The home kit features different pinks, while splashes of black complete the spew look on the torso and back of the jersey. The sleeves are pink, with just the right amount of TLL and Kappa branding and a V-neck collar.
The new TLL home kit is really Rose’s way of furthering the female footprint in Australian football.
“We’ve always been about both men’s and women’s football,” explains Rose. “My primary reason for creating TLL because of a lack of female representation in the men’s game. Two years on and we are now strongly linked to women’s football. Whether that’s our name evolving or the misconception that women report or women’s football only, it felt right that linking to women’s football, especially just over two years out from the Women’s World Cup, could only strengthen our brand even more.”
So if the boss of the TLL franchise made an extremely good-looking home kit, you’d think there’d be an away kit? Not so, initially at least.
“I didn’t really have any intentions for an away kit,” admits Rose. “But a lot of the TLL crew wanted one and I really wanted to make everyone happy. I love my team and what they have done for the franchise, so I wanted to make sure everyone had options.”
Keeping everyone happy and ensuring everyone has a voice is one of the key pillars for what TLL represents for Rose. “Even though I was making the decisions, the team’s input was very important to me during the entire process. From day one I would send screenshots to the chat and share every moment with the team.”
The away kit is similar yet futuristic take on the TLL Spew. It is predominantly black and features pink and black lines, instead of splashes, on the body of the jersey. The sleeves are black with a white, pink and black trim. The sleeves also feature the Kappa logo from the V-neck collar all the way to the sleeve’s trim.
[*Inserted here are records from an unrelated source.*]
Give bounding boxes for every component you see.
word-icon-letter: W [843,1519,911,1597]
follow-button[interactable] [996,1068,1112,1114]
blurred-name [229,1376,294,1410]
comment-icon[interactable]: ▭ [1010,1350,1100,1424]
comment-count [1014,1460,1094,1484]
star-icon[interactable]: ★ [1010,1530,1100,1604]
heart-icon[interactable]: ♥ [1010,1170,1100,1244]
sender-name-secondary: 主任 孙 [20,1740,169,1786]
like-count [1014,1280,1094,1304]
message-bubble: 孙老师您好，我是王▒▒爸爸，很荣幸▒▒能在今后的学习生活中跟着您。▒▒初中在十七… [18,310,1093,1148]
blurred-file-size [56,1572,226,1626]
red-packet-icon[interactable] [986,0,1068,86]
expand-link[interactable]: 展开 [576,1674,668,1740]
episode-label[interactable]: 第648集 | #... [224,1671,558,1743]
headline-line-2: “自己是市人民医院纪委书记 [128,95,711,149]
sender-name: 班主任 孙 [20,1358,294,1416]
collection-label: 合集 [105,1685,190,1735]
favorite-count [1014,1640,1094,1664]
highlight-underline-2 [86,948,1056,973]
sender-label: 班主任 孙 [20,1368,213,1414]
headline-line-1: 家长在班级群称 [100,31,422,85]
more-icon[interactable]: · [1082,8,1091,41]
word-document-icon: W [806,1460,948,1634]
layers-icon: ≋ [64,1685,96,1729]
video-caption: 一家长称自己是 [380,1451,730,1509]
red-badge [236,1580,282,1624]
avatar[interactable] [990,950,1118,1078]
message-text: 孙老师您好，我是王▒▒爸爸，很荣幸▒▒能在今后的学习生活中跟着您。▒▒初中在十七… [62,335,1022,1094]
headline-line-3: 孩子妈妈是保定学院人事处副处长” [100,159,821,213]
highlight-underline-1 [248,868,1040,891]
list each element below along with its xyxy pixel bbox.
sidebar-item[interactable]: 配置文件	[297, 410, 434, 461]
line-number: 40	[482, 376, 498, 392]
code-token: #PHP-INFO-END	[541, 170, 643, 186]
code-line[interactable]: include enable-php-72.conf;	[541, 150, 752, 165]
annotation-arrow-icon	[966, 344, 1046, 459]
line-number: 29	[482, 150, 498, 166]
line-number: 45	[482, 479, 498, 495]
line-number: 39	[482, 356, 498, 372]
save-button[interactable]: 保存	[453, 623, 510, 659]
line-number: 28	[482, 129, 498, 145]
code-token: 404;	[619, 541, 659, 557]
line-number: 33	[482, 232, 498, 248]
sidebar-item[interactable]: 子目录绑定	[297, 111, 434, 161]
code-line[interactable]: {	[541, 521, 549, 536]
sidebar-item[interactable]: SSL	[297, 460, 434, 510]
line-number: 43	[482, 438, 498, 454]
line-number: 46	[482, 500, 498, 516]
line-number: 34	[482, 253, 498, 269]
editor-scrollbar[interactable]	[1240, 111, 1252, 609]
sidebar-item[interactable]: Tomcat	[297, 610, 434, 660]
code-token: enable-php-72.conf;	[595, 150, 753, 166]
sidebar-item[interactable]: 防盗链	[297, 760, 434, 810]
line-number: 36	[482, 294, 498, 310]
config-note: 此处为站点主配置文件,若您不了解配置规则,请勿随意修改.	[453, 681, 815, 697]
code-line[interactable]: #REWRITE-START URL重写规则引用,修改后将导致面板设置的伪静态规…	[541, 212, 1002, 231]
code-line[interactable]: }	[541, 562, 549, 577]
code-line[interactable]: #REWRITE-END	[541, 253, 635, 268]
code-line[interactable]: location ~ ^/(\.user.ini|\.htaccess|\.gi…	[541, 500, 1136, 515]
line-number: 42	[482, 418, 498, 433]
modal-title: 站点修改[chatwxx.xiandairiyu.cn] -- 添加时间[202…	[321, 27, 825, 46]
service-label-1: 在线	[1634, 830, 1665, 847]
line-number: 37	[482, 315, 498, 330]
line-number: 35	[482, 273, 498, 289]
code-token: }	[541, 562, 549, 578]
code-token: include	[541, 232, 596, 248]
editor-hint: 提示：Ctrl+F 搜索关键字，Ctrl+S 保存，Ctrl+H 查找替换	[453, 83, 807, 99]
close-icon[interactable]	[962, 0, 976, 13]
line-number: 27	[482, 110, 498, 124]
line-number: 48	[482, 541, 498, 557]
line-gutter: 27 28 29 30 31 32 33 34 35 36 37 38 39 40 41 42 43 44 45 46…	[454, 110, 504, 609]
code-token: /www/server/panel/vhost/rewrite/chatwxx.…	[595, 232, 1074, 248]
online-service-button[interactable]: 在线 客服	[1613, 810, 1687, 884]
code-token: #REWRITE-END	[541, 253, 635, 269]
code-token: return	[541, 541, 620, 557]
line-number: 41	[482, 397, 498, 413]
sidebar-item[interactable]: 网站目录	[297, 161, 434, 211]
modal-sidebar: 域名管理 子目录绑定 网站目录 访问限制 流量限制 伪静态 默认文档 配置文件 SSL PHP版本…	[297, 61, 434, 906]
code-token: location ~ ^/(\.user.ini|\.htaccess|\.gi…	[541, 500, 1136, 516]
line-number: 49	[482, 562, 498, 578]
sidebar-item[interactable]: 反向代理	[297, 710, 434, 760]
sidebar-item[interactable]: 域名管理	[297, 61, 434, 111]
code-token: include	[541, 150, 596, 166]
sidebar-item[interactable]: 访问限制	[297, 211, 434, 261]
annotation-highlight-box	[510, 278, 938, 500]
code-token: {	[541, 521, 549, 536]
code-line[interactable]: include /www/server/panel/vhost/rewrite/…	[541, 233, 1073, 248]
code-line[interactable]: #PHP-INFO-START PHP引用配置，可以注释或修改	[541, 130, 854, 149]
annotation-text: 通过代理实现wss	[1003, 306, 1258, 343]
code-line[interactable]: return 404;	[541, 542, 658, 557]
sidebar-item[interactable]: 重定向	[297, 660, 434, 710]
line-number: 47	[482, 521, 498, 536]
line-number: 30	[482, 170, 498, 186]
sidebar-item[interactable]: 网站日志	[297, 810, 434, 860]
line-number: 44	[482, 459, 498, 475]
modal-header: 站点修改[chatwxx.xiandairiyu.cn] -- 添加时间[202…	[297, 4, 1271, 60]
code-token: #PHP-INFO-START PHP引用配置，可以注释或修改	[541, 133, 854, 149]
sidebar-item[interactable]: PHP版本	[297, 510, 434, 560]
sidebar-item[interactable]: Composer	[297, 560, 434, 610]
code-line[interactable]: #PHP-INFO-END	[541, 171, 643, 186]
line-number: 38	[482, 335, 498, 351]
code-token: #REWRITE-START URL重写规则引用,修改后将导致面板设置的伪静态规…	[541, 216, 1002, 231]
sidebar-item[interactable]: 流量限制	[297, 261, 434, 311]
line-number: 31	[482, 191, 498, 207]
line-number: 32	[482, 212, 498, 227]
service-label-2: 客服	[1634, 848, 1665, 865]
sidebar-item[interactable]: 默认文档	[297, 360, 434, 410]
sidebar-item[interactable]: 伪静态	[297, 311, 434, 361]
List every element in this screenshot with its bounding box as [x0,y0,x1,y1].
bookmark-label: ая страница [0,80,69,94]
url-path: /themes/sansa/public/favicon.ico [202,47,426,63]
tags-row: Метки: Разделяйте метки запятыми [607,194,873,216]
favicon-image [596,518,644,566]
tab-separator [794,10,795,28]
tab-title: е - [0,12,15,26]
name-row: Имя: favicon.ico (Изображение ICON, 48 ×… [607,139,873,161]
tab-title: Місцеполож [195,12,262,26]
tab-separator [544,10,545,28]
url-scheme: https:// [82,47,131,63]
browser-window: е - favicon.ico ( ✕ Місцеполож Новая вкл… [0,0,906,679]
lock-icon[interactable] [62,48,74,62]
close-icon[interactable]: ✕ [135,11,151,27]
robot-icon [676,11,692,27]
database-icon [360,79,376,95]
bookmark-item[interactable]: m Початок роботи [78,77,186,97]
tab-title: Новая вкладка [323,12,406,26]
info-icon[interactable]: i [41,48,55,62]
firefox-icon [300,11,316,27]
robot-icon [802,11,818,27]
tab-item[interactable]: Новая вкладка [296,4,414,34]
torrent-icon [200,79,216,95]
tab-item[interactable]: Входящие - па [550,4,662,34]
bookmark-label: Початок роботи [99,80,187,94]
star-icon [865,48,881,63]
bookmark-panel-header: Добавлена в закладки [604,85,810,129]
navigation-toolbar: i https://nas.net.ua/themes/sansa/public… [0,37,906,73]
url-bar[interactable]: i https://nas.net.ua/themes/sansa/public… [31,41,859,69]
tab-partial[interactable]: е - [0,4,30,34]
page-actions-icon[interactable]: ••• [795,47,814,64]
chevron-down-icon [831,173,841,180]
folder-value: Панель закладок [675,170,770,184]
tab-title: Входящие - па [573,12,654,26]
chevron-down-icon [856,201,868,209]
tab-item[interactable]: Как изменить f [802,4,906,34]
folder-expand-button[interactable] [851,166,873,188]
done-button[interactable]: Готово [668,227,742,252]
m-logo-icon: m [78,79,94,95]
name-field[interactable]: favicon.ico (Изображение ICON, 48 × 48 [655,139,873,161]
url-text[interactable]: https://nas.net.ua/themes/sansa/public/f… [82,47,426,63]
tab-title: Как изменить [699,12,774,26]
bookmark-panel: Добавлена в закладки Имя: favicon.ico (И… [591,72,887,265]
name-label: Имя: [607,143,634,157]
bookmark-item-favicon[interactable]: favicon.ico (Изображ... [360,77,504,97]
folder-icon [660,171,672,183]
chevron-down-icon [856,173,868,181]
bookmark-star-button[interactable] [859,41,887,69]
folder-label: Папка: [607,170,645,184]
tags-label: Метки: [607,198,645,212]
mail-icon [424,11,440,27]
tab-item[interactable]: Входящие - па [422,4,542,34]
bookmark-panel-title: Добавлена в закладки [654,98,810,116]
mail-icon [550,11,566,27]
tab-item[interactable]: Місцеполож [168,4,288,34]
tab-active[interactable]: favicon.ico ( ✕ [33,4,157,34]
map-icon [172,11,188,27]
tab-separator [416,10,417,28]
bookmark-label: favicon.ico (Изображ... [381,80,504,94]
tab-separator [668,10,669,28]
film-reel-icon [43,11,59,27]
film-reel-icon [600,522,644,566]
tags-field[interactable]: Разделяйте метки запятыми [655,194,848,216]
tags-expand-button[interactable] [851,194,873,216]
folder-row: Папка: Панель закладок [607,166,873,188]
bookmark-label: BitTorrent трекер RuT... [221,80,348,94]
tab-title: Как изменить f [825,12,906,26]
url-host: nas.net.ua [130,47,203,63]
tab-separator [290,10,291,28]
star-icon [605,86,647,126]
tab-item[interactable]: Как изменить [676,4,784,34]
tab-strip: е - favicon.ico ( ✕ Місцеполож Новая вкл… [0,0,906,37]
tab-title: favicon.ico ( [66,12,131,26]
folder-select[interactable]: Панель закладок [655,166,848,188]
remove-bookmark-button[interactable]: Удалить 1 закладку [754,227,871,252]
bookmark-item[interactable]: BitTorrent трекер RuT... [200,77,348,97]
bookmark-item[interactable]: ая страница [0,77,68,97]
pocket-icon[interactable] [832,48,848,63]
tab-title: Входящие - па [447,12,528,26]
But there’s always someone who wants more and thanks to TLL’s own video-making machine Michelle Morris, fans will get it.
“Michelle wanted a long sleeve kit,” says Rose with a smile. “I wanted to make sure I kept her happy but also, how good is a classic long sleeve kit?”
But wait, that’s not all you get. There’s more!
“We’ve added a matching tracksuit to our merchandise stocks,” added Rose. “The tracksuit we came up with was risky. We thought the design could be ‘too busy’. But in keeping with one of the themes we’ve created at TLL, I felt it was important to go full kit wanker on away days.”
The track jacket design takes cues from both the home and away kits. The body features black predominantly, with pink and white splashes and pink sleeves and black cuffs. The trackpants are black with a splash of pink and white on the trim at the pockets.
Both the home and away kits will be made in Kappa’s signature fitted style in men’s and women’s cuts. The home kit will also be available in long sleeve.